The author, back row, second from left, was a competitive swimmer for 10 years.
By Tarah Walsh
They’ve been called the greatest team you’ve never heard of and they just got a raise. After months of intense negotiations and years of fighting, the United States women’s national soccer team has a new contract and a pay raise. Their pay increased by 30 percent and auxiliary benefits like bonuses and travel and play conditions increased too. They still won’t be paid the same as the U.S. men’s national team, but I’m checking this off as a win in our march toward equity for women.
The experience of playing sports while female is both empowering and regrettably frustrating. It is a constant battle to discover your inner strength, bask in your own excellence, and fight an omnipresent voice in your head that tells you that you aren’t good enough.
As a competitive swimmer for over 10 years, I pushed myself every day to work harder and go faster. And I also battled against the comments I heard from my male teammates. We spent countless hours travelling to meets, cheering each other on and training in the same swim lanes. I loved these teammates. Yet these same male teammates often said things like: “You’re pretty good for a girl” or “I can’t watch a girl push off from the wall on a flip turn—her thighs jiggle too much.” Or the ultimate insult, when a male teammate puts down another male teammate with the taunt: “Dude, you just got beat by a girl!” As if being bested by a woman is the worst thing that can happen to a man in sports.

Tarah Walsh swam competitively in high school and college.
This attitude against women athletes is pervasive through all levels of play, from youth sports to college athletics to the professional level. This patriarchal monster who rises up in a moment of male defeat, the casual remark that puts a woman down or the flat out sexism that tells a woman that she’s not allowed to play with the big boys. Sexist comments by coaches and teammates to and about women during practice and games have an effect on a female athlete’s self-worth, but also on her perceived value on the professional level as we saw by the U.S. women’s soccer team. Despite the opportunities for women to play sports and the truly amazing female athletes who have excelled in their discipline with unbelievable athletic achievements, women are still undervalued and seen as lesser.
The truth is we don’t value female athletic achievement just like we don’t value female workers. Across all sectors, women are still paid less than men and the pay gap is even greater for women of color. Just look at traditionally female dominated roles: care workers, teachers, servers, housekeepers, nurses, social workers. Women in these roles make less than their male counterparts even though they outnumber them in the profession.
We are valued less. Our work is valued less.
But the victory of the U.S. women’s soccer team this week should give us all hope. They demonstrated that change is possible when women raise their voices together and fight for more.
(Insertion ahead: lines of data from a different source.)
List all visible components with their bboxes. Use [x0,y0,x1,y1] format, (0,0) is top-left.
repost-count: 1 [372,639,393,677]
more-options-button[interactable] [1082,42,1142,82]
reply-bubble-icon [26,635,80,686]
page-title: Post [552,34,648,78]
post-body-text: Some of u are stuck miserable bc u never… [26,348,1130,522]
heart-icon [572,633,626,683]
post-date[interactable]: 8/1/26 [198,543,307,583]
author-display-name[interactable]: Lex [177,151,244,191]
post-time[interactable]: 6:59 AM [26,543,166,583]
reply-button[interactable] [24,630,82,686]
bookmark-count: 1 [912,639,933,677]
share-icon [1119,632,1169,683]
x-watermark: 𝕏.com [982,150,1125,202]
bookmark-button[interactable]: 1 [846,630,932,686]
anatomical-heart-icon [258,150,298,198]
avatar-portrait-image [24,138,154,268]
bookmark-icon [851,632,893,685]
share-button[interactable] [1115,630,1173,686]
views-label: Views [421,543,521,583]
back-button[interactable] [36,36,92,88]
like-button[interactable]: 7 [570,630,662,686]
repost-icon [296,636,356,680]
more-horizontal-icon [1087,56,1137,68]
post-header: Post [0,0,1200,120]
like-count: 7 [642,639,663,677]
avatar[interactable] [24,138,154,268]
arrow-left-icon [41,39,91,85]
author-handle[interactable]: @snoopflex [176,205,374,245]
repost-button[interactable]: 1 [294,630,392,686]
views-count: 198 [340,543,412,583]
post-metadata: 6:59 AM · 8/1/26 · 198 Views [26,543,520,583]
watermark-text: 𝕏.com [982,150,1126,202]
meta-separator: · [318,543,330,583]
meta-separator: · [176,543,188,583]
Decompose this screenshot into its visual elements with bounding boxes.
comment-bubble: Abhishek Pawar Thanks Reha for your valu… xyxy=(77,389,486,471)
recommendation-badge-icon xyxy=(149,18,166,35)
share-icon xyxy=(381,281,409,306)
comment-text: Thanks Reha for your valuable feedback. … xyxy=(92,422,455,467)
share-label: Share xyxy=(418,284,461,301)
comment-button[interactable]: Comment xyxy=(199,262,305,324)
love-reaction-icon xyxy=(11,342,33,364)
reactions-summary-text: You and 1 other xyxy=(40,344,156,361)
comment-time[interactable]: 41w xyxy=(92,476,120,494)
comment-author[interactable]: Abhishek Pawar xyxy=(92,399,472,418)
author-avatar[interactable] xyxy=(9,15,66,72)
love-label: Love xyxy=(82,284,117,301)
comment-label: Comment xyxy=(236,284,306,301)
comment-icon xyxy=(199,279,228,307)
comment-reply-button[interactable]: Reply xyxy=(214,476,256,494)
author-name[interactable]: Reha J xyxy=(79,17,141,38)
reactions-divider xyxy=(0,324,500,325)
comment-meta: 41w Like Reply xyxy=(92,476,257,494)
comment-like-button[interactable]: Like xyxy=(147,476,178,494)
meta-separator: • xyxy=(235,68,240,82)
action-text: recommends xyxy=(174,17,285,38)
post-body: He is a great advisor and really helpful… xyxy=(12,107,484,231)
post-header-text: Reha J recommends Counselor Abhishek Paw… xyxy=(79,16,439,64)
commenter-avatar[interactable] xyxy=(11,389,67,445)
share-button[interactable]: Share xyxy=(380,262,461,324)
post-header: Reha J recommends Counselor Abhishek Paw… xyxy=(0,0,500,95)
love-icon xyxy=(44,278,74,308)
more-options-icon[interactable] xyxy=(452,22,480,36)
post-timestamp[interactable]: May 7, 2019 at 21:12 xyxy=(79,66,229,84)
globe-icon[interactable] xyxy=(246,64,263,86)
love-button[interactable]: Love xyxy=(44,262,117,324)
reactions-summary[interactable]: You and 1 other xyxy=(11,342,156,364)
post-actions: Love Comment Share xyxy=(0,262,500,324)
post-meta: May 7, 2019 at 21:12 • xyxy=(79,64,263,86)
We can support female athletics by watching their games, buying tickets to matches and celebrating victories on and off the field. We can march together and show our power like we did during the Women’s Marches in January. We can call our members of Congress and urge them to support legislation to close the pay gap or better yet, run for office and change the laws ourselves. Every step forward is a victory.
Today, I celebrate the U.S. women’s soccer team. Tomorrow, I march with my sisters.
Tarah Walsh is a campaign project manager at the Center for Community Change.